There’s some oddities in the game, with randomly placed GDF soldiers and shopkeepers where you’d least expect them. In the final act, there’s a sudden influx of puzzles and platforming elements that are not present in any other section of the game. They just pop-up without any warning or instruction, they are easy to pick-up on and solve, but it feels like this section was made before or after the rest of the game and feels disconnected as a result.
Andrew Hulshult’s soundtrack is a blistering, unrelenting series of guitars and drums that is willing to punch your eardrum without any remorse. It is one of those soundtracks that you listen to independently of the game because of how good it is.
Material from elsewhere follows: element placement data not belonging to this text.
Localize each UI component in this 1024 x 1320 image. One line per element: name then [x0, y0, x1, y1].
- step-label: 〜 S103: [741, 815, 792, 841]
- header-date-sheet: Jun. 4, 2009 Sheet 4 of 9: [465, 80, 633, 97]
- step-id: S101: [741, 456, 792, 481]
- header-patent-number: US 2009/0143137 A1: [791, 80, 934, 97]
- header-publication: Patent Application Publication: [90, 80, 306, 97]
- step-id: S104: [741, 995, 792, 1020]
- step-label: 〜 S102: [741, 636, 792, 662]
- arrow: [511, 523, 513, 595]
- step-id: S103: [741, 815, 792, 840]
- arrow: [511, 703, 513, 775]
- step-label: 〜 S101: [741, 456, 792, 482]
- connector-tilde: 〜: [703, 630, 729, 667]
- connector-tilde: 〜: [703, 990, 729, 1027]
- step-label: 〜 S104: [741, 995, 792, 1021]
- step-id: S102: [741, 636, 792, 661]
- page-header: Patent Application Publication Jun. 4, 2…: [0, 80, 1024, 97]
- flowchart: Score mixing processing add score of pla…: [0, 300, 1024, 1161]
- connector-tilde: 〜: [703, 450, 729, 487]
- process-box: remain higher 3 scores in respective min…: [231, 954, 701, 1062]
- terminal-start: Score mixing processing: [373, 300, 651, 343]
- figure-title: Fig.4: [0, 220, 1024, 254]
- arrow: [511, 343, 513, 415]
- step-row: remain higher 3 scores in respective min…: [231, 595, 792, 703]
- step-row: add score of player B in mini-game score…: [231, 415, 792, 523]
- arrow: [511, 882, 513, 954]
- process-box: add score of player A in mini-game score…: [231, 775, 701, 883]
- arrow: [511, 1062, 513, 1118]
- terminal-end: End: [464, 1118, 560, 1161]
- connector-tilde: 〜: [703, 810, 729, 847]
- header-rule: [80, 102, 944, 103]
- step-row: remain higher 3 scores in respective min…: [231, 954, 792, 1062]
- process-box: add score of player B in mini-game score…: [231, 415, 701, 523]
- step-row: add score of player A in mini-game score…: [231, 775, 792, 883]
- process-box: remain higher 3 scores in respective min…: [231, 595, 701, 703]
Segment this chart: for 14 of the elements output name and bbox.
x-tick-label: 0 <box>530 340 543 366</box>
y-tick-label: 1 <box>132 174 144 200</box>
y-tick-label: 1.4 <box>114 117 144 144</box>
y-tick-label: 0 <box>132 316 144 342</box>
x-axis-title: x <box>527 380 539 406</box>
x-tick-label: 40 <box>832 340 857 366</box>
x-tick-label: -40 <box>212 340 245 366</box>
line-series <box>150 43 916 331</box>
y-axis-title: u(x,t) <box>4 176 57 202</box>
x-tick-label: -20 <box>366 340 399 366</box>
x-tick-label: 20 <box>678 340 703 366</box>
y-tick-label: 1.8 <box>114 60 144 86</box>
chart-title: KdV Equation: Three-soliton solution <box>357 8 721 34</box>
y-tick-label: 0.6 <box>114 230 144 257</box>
The other tracks, when used for ambiance are equally as good, providing a good mood during exploration. But when that metal kicks in for combat, it is just so right.
At first, playing the game was met with some muddy visuals despite having every setting at maximum. I have an NVIDIA GTX 780. It was recommended by 3DRealms that I have a NVIDIA GTX 960, but my 780 handled everything at max with a pretty constant 100fps (even with Vsync on). Constant updates through the pre-release process saw improved gameplay fidelity and visual stimuli. However, once I turned off the film grain option, it really made the graphics look crisper.
My PC Specs:
– Microsoft Windows 10 Pro
– Intel Core i7 3770k @ 3.9Ghz (Turbo)
– 8GB (2x4GB) Kingston HyperX blu DDR3 RAM
– NVIDIA GTX 780 Classified (3GB)
Bombshell has introduced us to Shelly Harrison, and I’d like to see more of her. She’s a strong female lead that’s marred by some bad writing and repetitive and uninspired quips. She’s even got some really cool weapons and upgrade trees to experiment with. Bombshell starts off a bit weak, but does improve over the course of the game, but not by much. The odd decisions to constantly divert the player due to malfunctioning equipment or multi-part actuators is a huge bummer to the game’s flow. Bombshell can be enjoyable, but it more than often isn’t.
A pre-release Steam code for the game was provided by the publisher for review purposes.